When released in 1970 following the dissolution of The Beatles, Lennon caused quite a bit of controversy, not only for the opening line of “God is a concept by which we measure our pain” but for his rebuke of his old band when he sang “I don’t believe in Beatles/I just believe in me/Yoko and me.” It was revolutionary for a Beatle to say that that about The Beatles and to be so honest.

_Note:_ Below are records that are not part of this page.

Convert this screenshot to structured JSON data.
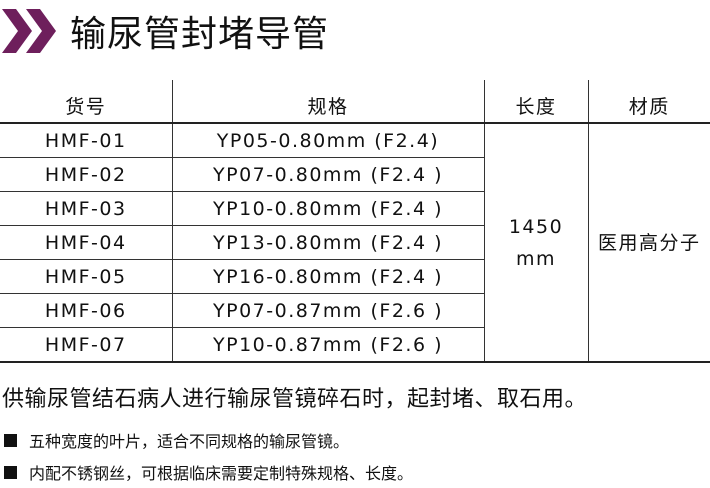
{
  "title": "输尿管封堵导管",
  "accent_color": "#6e1f5c",
  "table": {
    "headers": [
      "货号",
      "规格",
      "长度",
      "材质"
    ],
    "rows": [
      {
        "code": "HMF-01",
        "spec": "YP05-0.80mm (F2.4)"
      },
      {
        "code": "HMF-02",
        "spec": "YP07-0.80mm (F2.4 )"
      },
      {
        "code": "HMF-03",
        "spec": "YP10-0.80mm (F2.4 )"
      },
      {
        "code": "HMF-04",
        "spec": "YP13-0.80mm (F2.4 )"
      },
      {
        "code": "HMF-05",
        "spec": "YP16-0.80mm (F2.4 )"
      },
      {
        "code": "HMF-06",
        "spec": "YP07-0.87mm (F2.6 )"
      },
      {
        "code": "HMF-07",
        "spec": "YP10-0.87mm (F2.6 )"
      }
    ],
    "length_value": "1450",
    "length_unit": "mm",
    "material": "医用高分子"
  },
  "description": "供输尿管结石病人进行输尿管镜碎石时，起封堵、取石用。",
  "bullets": [
    "五种宽度的叶片，适合不同规格的输尿管镜。",
    "内配不锈钢丝，可根据临床需要定制特殊规格、长度。"
  ]
}
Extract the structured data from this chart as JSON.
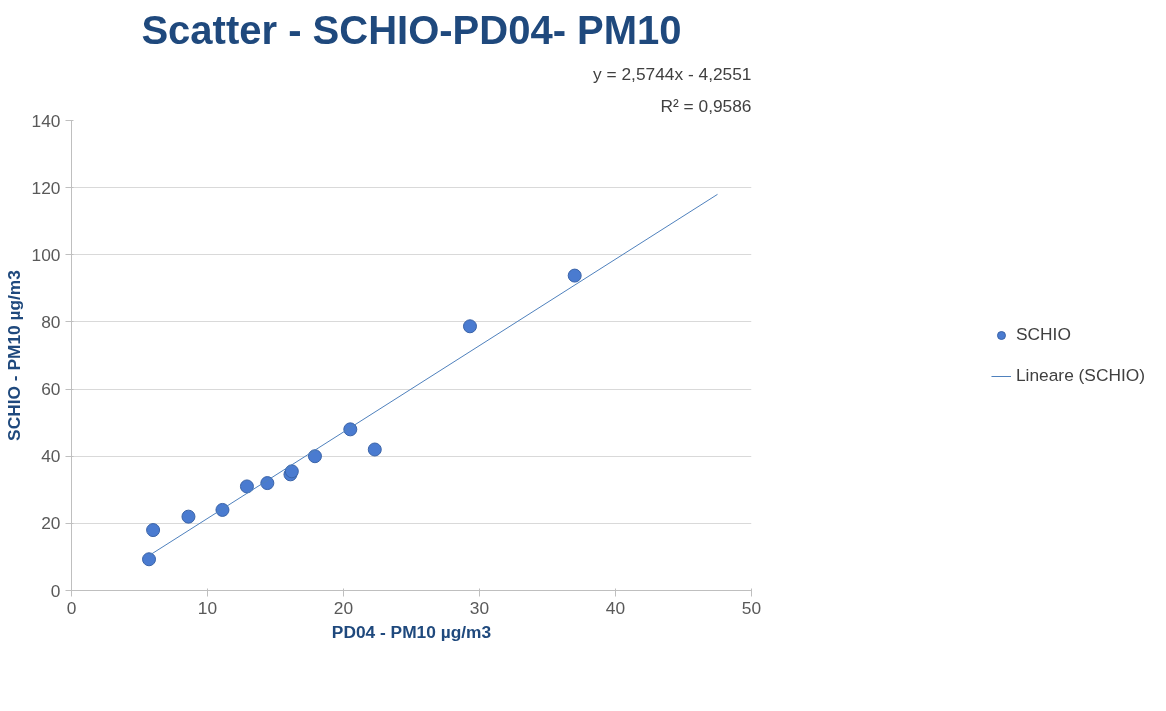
{
  "chart_data": {
    "type": "scatter",
    "title": "Scatter - SCHIO-PD04- PM10",
    "xlabel": "PD04 - PM10 µg/m3",
    "ylabel": "SCHIO - PM10 µg/m3",
    "annotations": [
      "y = 2,5744x - 4,2551",
      "R² = 0,9586"
    ],
    "xlim": [
      0,
      50
    ],
    "xticks": [
      0,
      10,
      20,
      30,
      40,
      50
    ],
    "ylim": [
      0,
      140
    ],
    "yticks": [
      0,
      20,
      40,
      60,
      80,
      100,
      120,
      140
    ],
    "grid": "y",
    "legend": "right",
    "marker": "circle",
    "series": [
      {
        "name": "SCHIO",
        "color": "#4a7bd0",
        "x": [
          5.7,
          6.0,
          8.6,
          11.1,
          12.9,
          14.4,
          16.1,
          16.2,
          17.9,
          20.5,
          22.3,
          29.3,
          37.0
        ],
        "values": [
          9.3,
          18,
          22,
          24,
          31,
          32,
          34.6,
          35.5,
          40,
          48,
          42,
          78.7,
          93.8
        ]
      },
      {
        "name": "Lineare (SCHIO)",
        "type": "line",
        "marker": "none",
        "line_style": "solid",
        "color": "#4f81bd",
        "x": [
          5.7,
          47.5
        ],
        "values": [
          10.4,
          118.0
        ]
      }
    ]
  }
}
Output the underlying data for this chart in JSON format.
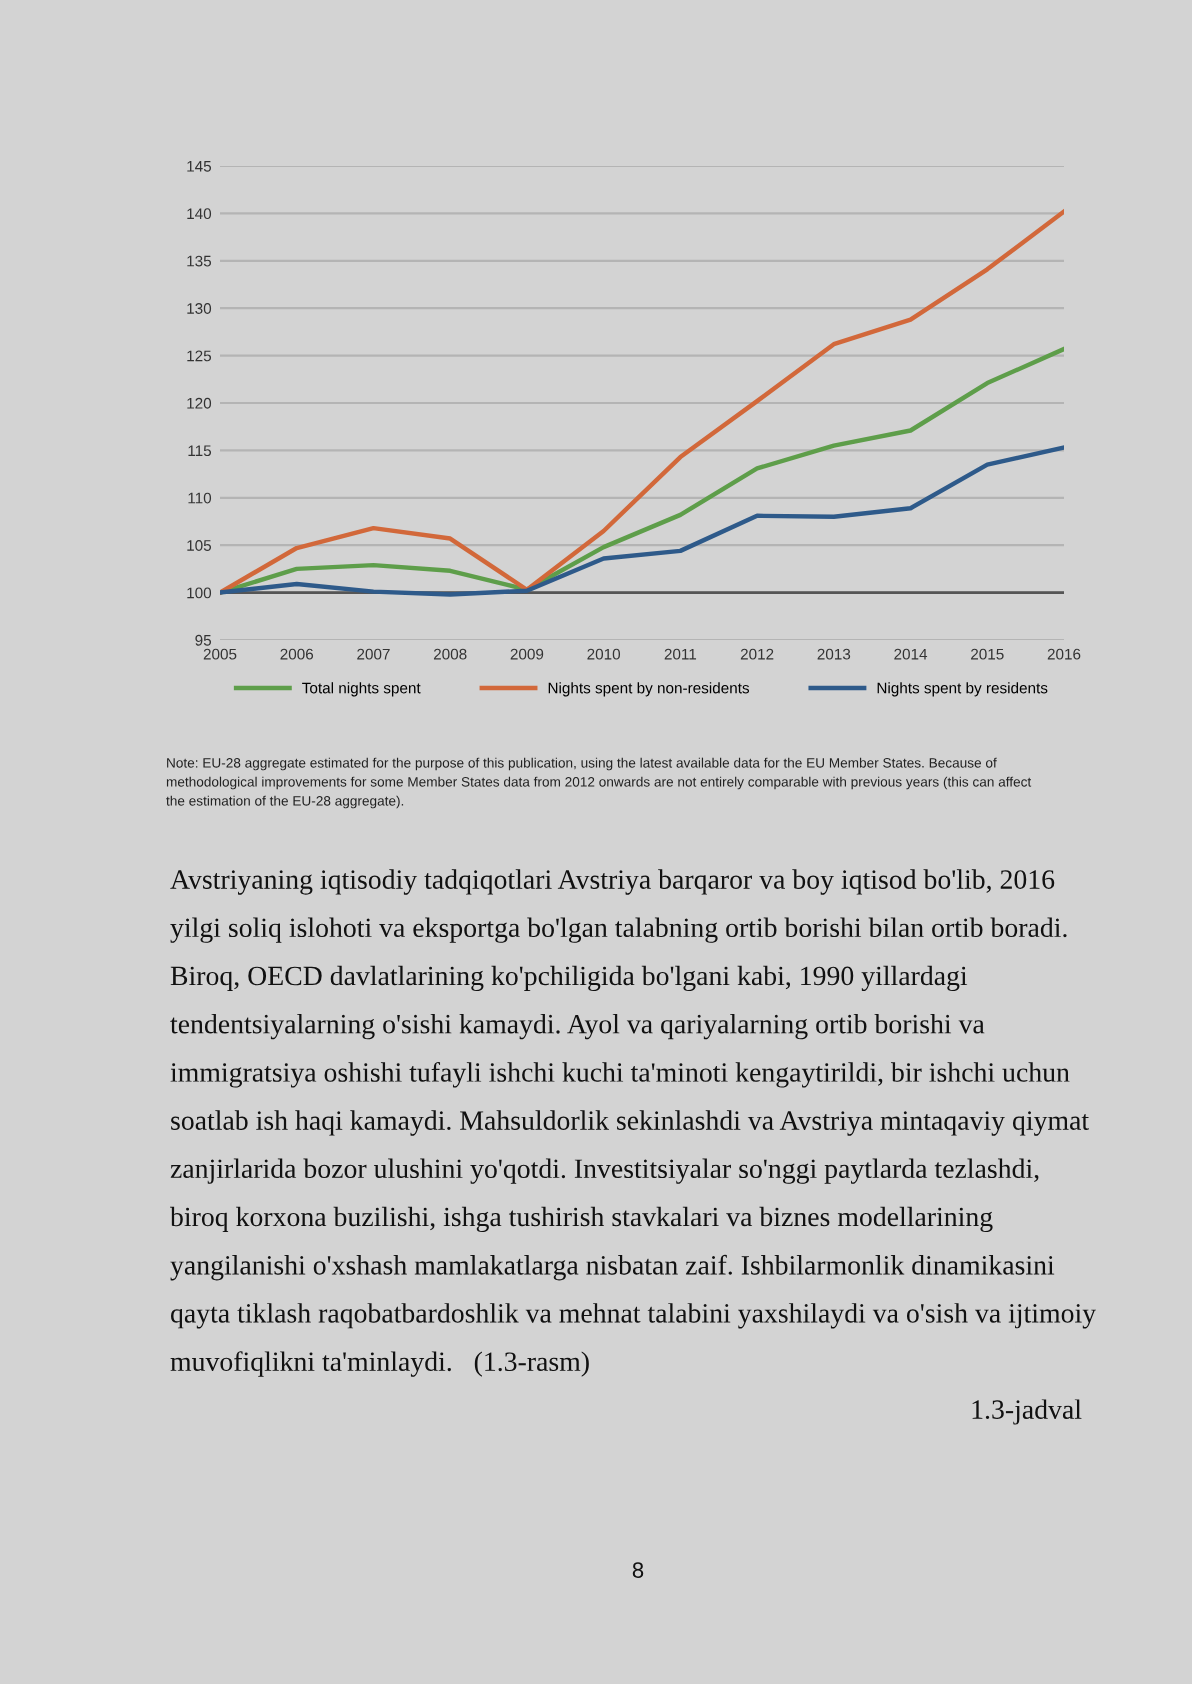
{
  "chart_data": {
    "type": "line",
    "x": [
      2005,
      2006,
      2007,
      2008,
      2009,
      2010,
      2011,
      2012,
      2013,
      2014,
      2015,
      2016
    ],
    "series": [
      {
        "name": "Total nights spent",
        "color": "#5e9e4a",
        "values": [
          100,
          102.5,
          102.9,
          102.3,
          100.3,
          104.8,
          108.2,
          113.1,
          115.5,
          117.1,
          122.1,
          125.7
        ]
      },
      {
        "name": "Nights spent by non-residents",
        "color": "#d2683a",
        "values": [
          100,
          104.7,
          106.8,
          105.7,
          100.3,
          106.5,
          114.3,
          120.2,
          126.2,
          128.8,
          134.1,
          140.2
        ]
      },
      {
        "name": "Nights spent by residents",
        "color": "#2e5a8a",
        "values": [
          100,
          100.9,
          100.1,
          99.8,
          100.2,
          103.6,
          104.4,
          108.1,
          108.0,
          108.9,
          113.5,
          115.3
        ]
      }
    ],
    "xlim": [
      2005,
      2016
    ],
    "xticks": [
      2005,
      2006,
      2007,
      2008,
      2009,
      2010,
      2011,
      2012,
      2013,
      2014,
      2015,
      2016
    ],
    "ylim": [
      95,
      145
    ],
    "yticks": [
      95,
      100,
      105,
      110,
      115,
      120,
      125,
      130,
      135,
      140,
      145
    ],
    "grid": "y",
    "legend": "bottom",
    "marker": "none",
    "line_style": "solid",
    "ref_lines": [
      {
        "axis": "y",
        "value": 100,
        "color": "#555555"
      }
    ],
    "annotations": [
      "Note: EU-28 aggregate estimated for the purpose of this publication, using the latest available data for the EU Member States. Because of",
      "methodological improvements for some Member States data from 2012 onwards are not entirely comparable with previous years (this can affect",
      "the estimation of the EU-28 aggregate).",
      "Avstriyaning iqtisodiy tadqiqotlari Avstriya barqaror va boy iqtisod bo'lib, 2016",
      "yilgi soliq islohoti va eksportga bo'lgan talabning ortib borishi bilan ortib boradi.",
      "Biroq, OECD davlatlarining ko'pchiligida bo'lgani kabi, 1990 yillardagi",
      "tendentsiyalarning o'sishi kamaydi. Ayol va qariyalarning ortib borishi va",
      "immigratsiya oshishi tufayli ishchi kuchi ta'minoti kengaytirildi, bir ishchi uchun",
      "soatlab ish haqi kamaydi. Mahsuldorlik sekinlashdi va Avstriya mintaqaviy qiymat",
      "zanjirlarida bozor ulushini yo'qotdi. Investitsiyalar so'nggi paytlarda tezlashdi,",
      "biroq korxona buzilishi, ishga tushirish stavkalari va biznes modellarining",
      "yangilanishi o'xshash mamlakatlarga nisbatan zaif. Ishbilarmonlik dinamikasini",
      "qayta tiklash raqobatbardoshlik va mehnat talabini yaxshilaydi va o'sish va ijtimoiy",
      "muvofiqlikni ta'minlaydi.   (1.3-rasm)",
      "1.3-jadval",
      "8"
    ]
  }
}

He sent a shock around the world when he famously declared, “the dream is over,” signaling the end of the cultural revolution and his desire to move on from being in the most famous band on earth: “I was the dream weaver/But now I'm reborn/I was the Walrus/But now I'm John/And so dear friends/You just have to carry on/The dream is over.”

Much of the material used for the episode comes from the acclaimed John Lennon/Plastic Ono Band – The Ultimate Collection box set, released earlier this year in honor of the album’s 50th anniversary. The eight-disc super deluxe box set is an immersive, deep listening experience and in-depth exploration of what Lennon described as “the best thing I’ve ever done.” Fully authorized by Yoko Ono Lennon, who oversaw the production and creative direction, and from the same audio team that worked on 2018’s critically acclaimed Imagine – The Ultimate Collection, including triple GRAMMY®-Award winning engineer Paul Hicks and mixers/engineers Rob Stevens and Sam Gannon, the Ultimate Collection puts listeners in the center of the studio and explores the album’s 1970 recording sessions at EMI Studios 2 & 3, Abbey Road along with John’s post-Beatles singles, “Give Peace A Chance,” “Cold Turkey” and “Instant Karma! (We All Shine On).” From inception to the final master, the sessions are explored through scores of unreleased and rare demos, rehearsals, outtakes, jams and studio conversations, revealing how these beloved songs came to be. Everything in this expansive box set has been newly mixed from scratch from brand new 192kHz/24bit hi-res transfers. In addition to the various new mixes, the set boasts 87 never-before-heard recordings.

Similar to the previous Ultimate Collection, the set offers a variety of listening experiences that are at once immersive and intimate, ranging from the brand new Ultimate Mixes of the timeless album, which put John’s vocals front and center and sonically upgrade the sound, to the Elements Mixes, which isolate and bring forth certain elements from the multitrack recordings to reveal even deeper levels of detail and clarity, and the Raw Studio Mixes, which allows listeners to experience the moment John and the Plastic Ono Band recorded each song, mixed raw and live without effects, tape delays or reverbs. The Evolutionary Documentary is a unique track-by-track audio montage that details the evolution of each song from demo to master recording via instructions, rehearsals, recordings, multitrack exploration and studio chatter. The Blu-rays present an array of listening options including high-definition, studio quality 192kHz/24bit audio in stereo and enveloping 5.1 Surround and Dolby Atmos mixes.